1.
Советский социализм – разновидность крепостного права, как бы его второе издание для индустриального общества.
Первое издание крепостного права началось в России вместе с Соборным уложением 1649 года, согласно которому крестьяне полностью теряли личные свободы и прикреплялись, в качестве рабочей силы, к определенному участку земли, находившемуся во владении правящего класса в лице родовой аристократии, служилого дворянства или церковных феодалов.
После получения личной свободы «Манифестом о земле и воле» 1861 года земля, как средство производства, продолжала оставаться в руках прежних собственников, а крестьяне получили право ее выкупа, но – на кабальных условиях.
В конечном счете, через полвека, построенная на этой системе российская государственность рухнула, но новое советское государство, изначально провозглашая широкие свободы и права населения бывшей империи, очень быстро вновь закрепостило крестьянство в колхозно-совхозной системе, а заодно – и быстро выросший в результате индустриализации пролетариат.

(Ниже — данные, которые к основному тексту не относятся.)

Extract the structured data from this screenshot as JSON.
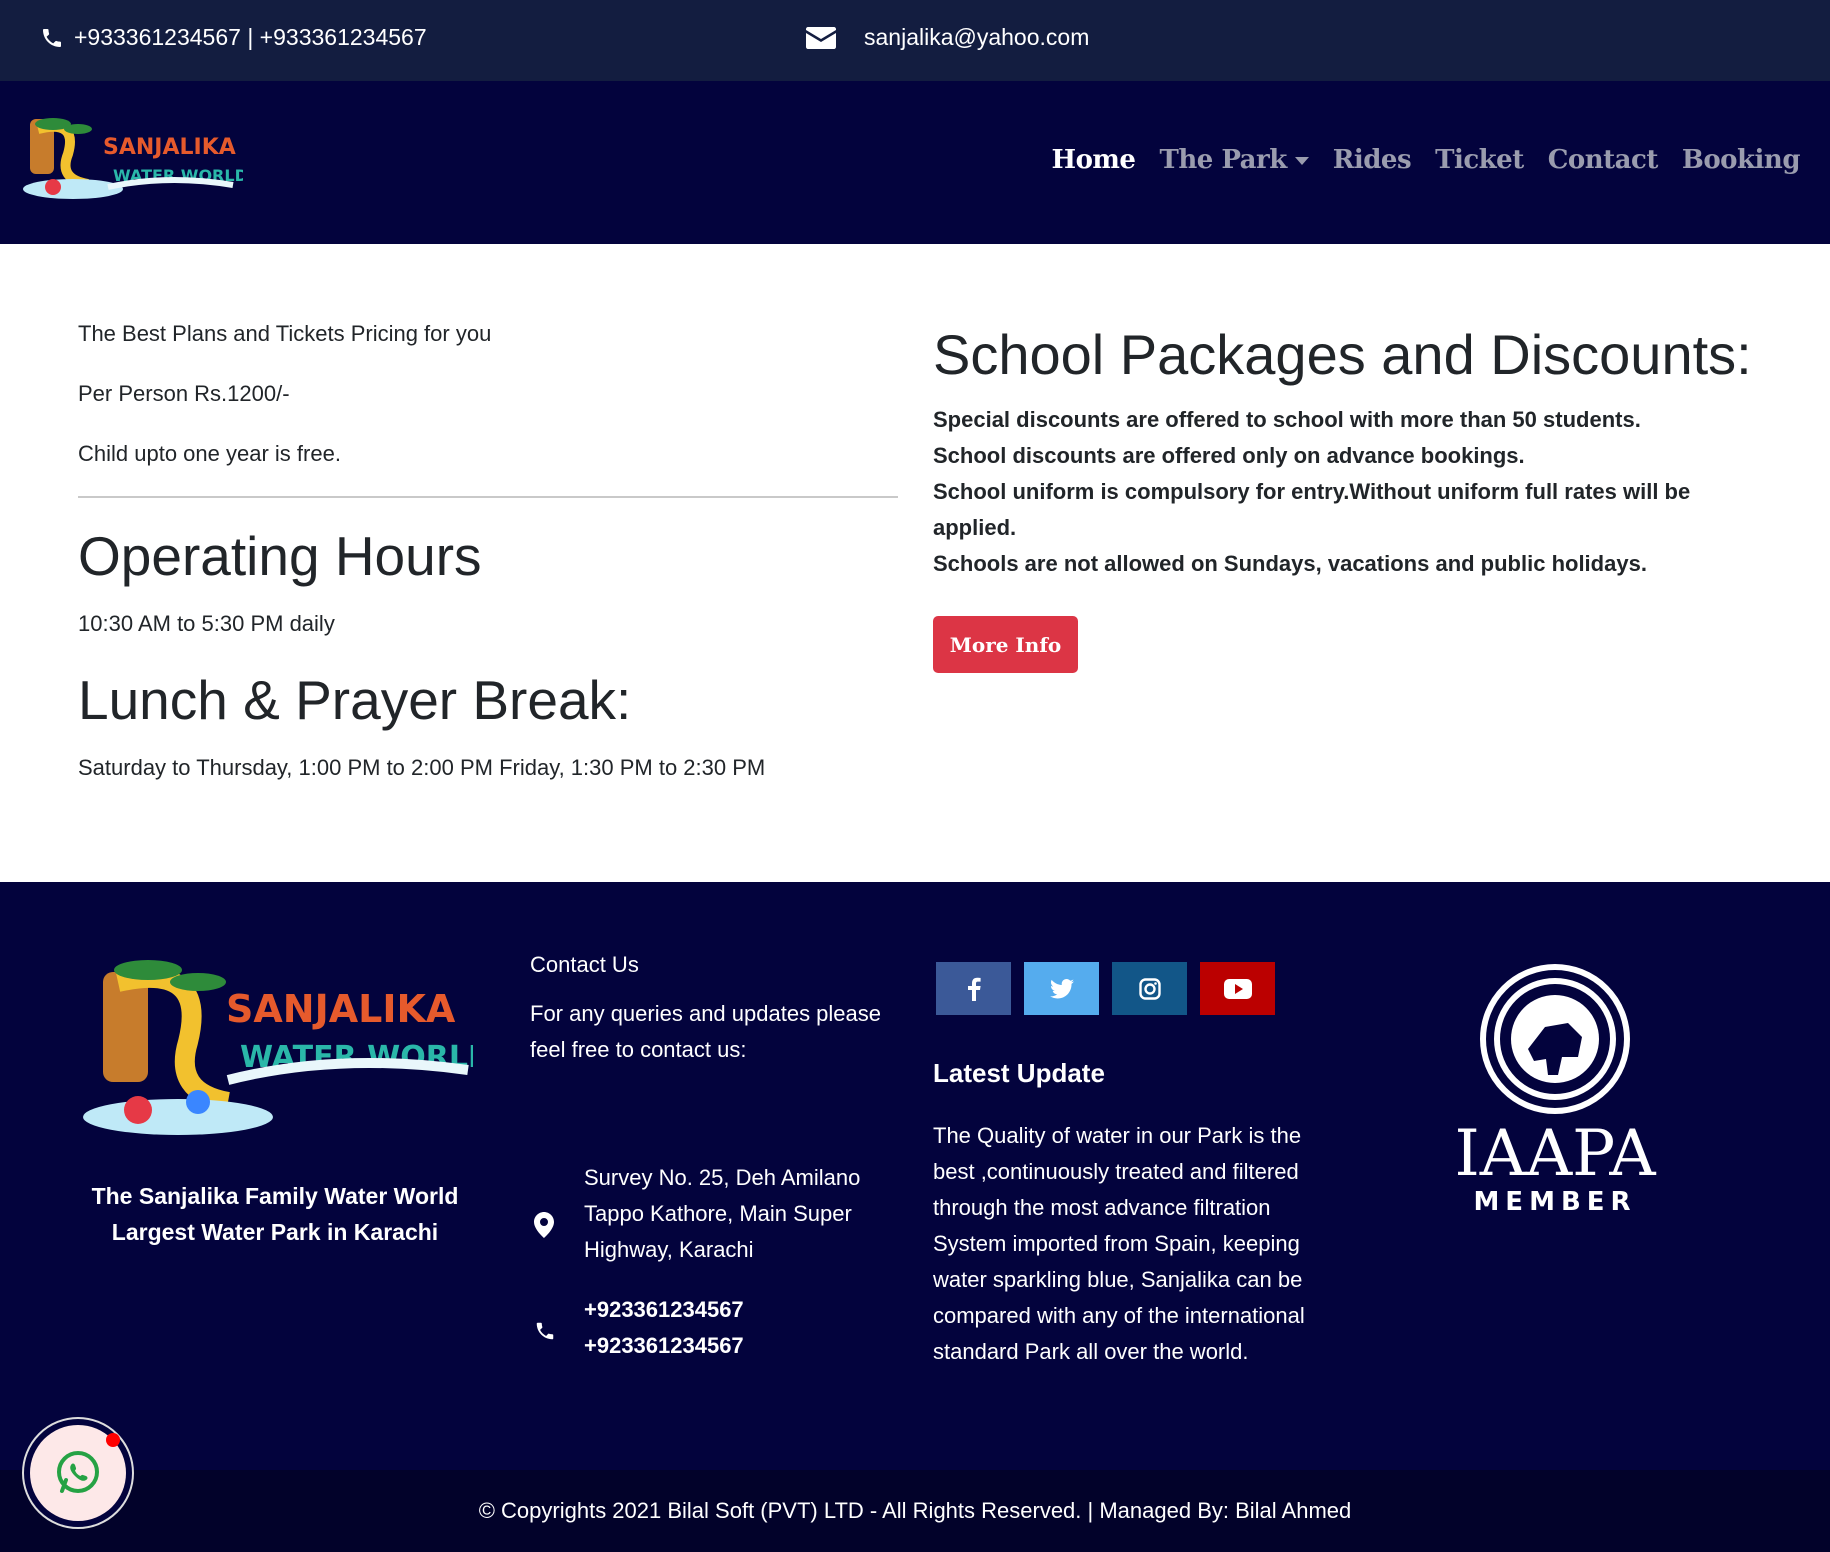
{
  "topbar": {
    "phone": "+933361234567 | +933361234567",
    "email": "sanjalika@yahoo.com"
  },
  "logo_text": {
    "line1": "SANJALIKA",
    "line2": "WATER WORLD"
  },
  "nav": {
    "items": [
      {
        "label": "Home",
        "active": true
      },
      {
        "label": "The Park",
        "dropdown": true
      },
      {
        "label": "Rides"
      },
      {
        "label": "Ticket"
      },
      {
        "label": "Contact"
      },
      {
        "label": "Booking"
      }
    ]
  },
  "pricing": {
    "intro": "The Best Plans and Tickets Pricing for you",
    "per_person": "Per Person Rs.1200/-",
    "child": "Child upto one year is free."
  },
  "hours": {
    "title": "Operating Hours",
    "text": "10:30 AM to 5:30 PM daily"
  },
  "lunch": {
    "title": "Lunch & Prayer Break:",
    "text": "Saturday to Thursday, 1:00 PM to 2:00 PM Friday, 1:30 PM to 2:30 PM"
  },
  "school": {
    "title": "School Packages and Discounts:",
    "lines": [
      "Special discounts are offered to school with more than 50 students.",
      "School discounts are offered only on advance bookings.",
      "School uniform is compulsory for entry.Without uniform full rates will be applied.",
      "Schools are not allowed on Sundays, vacations and public holidays."
    ],
    "button": "More Info"
  },
  "footer": {
    "tagline_1": "The Sanjalika Family Water World",
    "tagline_2": "Largest Water Park in Karachi",
    "contact_title": "Contact Us",
    "contact_desc": "For any queries and updates please feel free to contact us:",
    "address": "Survey No. 25, Deh Amilano Tappo Kathore, Main Super Highway, Karachi",
    "phone_1": "+923361234567",
    "phone_2": "+923361234567",
    "latest_title": "Latest Update",
    "latest_text": "The Quality of water in our Park is the best ,continuously treated and filtered through the most advance filtration System imported from Spain, keeping water sparkling blue, Sanjalika can be compared with any of the international standard Park all over the world.",
    "socials": [
      {
        "icon": "facebook-icon",
        "color": "#3b5998"
      },
      {
        "icon": "twitter-icon",
        "color": "#55acee"
      },
      {
        "icon": "instagram-icon",
        "color": "#125688"
      },
      {
        "icon": "youtube-icon",
        "color": "#bb0000"
      }
    ],
    "iaapa_1": "IAAPA",
    "iaapa_2": "MEMBER"
  },
  "copyright": "© Copyrights 2021 Bilal Soft (PVT) LTD - All Rights Reserved. | Managed By: Bilal Ahmed"
}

Конституции РСФСР 1918 года все средства производства формально объявлялись национальным достоянием, но уже тогда, через закон о рабочем контроле, прописывалась перспектива полного огосударствления этих средств в пользу Советской рабоче-крестьянской республики. Право социалистического государства на средства производства, включая землю и труд, прописанное в Конституции РСФСР 1925 года, имело своим результатом уже полное закрепощение крестьянства и рабочего класса, в смысле введения трудовой и всеобщей рекрутской повинности, сочетаемых с прикреплением рабоче-крестьянской массы к месту работы по принципу государственной регистрации по месту жительства (прописки).

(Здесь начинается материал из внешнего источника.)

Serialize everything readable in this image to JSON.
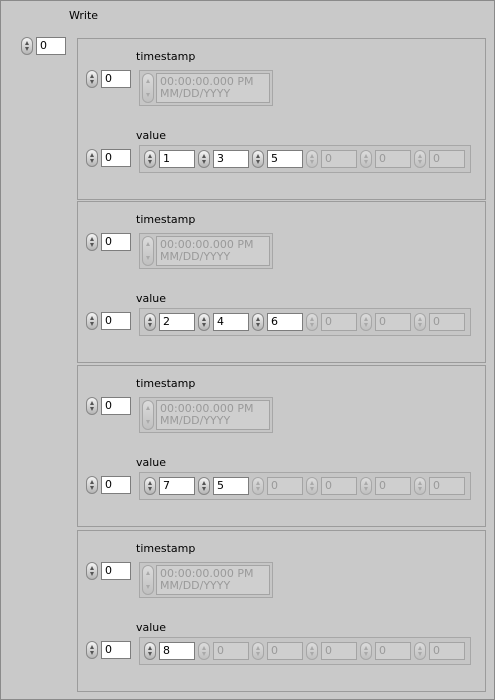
{
  "array": {
    "label": "Write",
    "index": "0",
    "elements": [
      {
        "timestamp_label": "timestamp",
        "timestamp_index": "0",
        "timestamp_time": "00:00:00.000 PM",
        "timestamp_date": "MM/DD/YYYY",
        "value_label": "value",
        "value_index": "0",
        "values": [
          {
            "v": "1",
            "active": true
          },
          {
            "v": "3",
            "active": true
          },
          {
            "v": "5",
            "active": true
          },
          {
            "v": "0",
            "active": false
          },
          {
            "v": "0",
            "active": false
          },
          {
            "v": "0",
            "active": false
          }
        ]
      },
      {
        "timestamp_label": "timestamp",
        "timestamp_index": "0",
        "timestamp_time": "00:00:00.000 PM",
        "timestamp_date": "MM/DD/YYYY",
        "value_label": "value",
        "value_index": "0",
        "values": [
          {
            "v": "2",
            "active": true
          },
          {
            "v": "4",
            "active": true
          },
          {
            "v": "6",
            "active": true
          },
          {
            "v": "0",
            "active": false
          },
          {
            "v": "0",
            "active": false
          },
          {
            "v": "0",
            "active": false
          }
        ]
      },
      {
        "timestamp_label": "timestamp",
        "timestamp_index": "0",
        "timestamp_time": "00:00:00.000 PM",
        "timestamp_date": "MM/DD/YYYY",
        "value_label": "value",
        "value_index": "0",
        "values": [
          {
            "v": "7",
            "active": true
          },
          {
            "v": "5",
            "active": true
          },
          {
            "v": "0",
            "active": false
          },
          {
            "v": "0",
            "active": false
          },
          {
            "v": "0",
            "active": false
          },
          {
            "v": "0",
            "active": false
          }
        ]
      },
      {
        "timestamp_label": "timestamp",
        "timestamp_index": "0",
        "timestamp_time": "00:00:00.000 PM",
        "timestamp_date": "MM/DD/YYYY",
        "value_label": "value",
        "value_index": "0",
        "values": [
          {
            "v": "8",
            "active": true
          },
          {
            "v": "0",
            "active": false
          },
          {
            "v": "0",
            "active": false
          },
          {
            "v": "0",
            "active": false
          },
          {
            "v": "0",
            "active": false
          },
          {
            "v": "0",
            "active": false
          }
        ]
      }
    ]
  }
}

Формально собственником всех средств производства являлся весь советский народ, но в лице советского общенародного государства, административный аппарат которого быстро сформировался в правящую касту, аналогичную служилому сословию дореволюционной империи. Таким образом, в СССР, к завершению периода индустриализации, укрепилась система нового типа крепостничества, охватившая не только сельское, но и городское население. Причем сама правящая номенклатура, подобно служилому сословию, находилась в крепостной зависимости от центральной власти, получая от последней себе в кормление соответствующие административные территории и производственные отрасли.
2.
И вот, Конституция РФ 1993 года объявила новую редакцию отмены крепостного права, провозгласив личные свободы граждан и отменив государственную монополию на средства производства. При этом, фактически, вся собственность осталась в руках бывшей корпорации советской номенклатуры, новые вожди которой приступили к операции «выкупа» государственной собственности через систему ваучерной приватизации. Разумеется, для всего трудового народа эта приватизация пошла на таких же кабальных условиях, как и выкуп земли для крестьян после Манифеста 1861 года. При этом номенклатура просто приватизировала все лакомые куски государственной собственности за счет президентских указов и масштабных спекуляций на рынке ГКО.
Тут, конечно, были и свои «вишневые сады», и взлетевшие в клуб финансовой элиты бывшие «крепостные» из низов, но в целом система российского государства следует своей исторической логике госкапитализма, активная фаза которого началась вместе с Романовыми, и особенно – с реформами Петра Первого.
Но если это так, то, согласно этой же самой логике, через несколько десятилетий лет после декларативного Манифеста об освобождении должна последовать очередная русская революция как результат эскалации фундаментального социального конфликта, обусловленного принципами экономического неравноправия, заложенными в этой новой «хартии вольностей». Именно об этом сегодня все больше говорят оппозиционные Кремлю политики, а общественная воля к падению правящего режима вполне сравнима с волей к падению самодержавия в начале ХХ столетия.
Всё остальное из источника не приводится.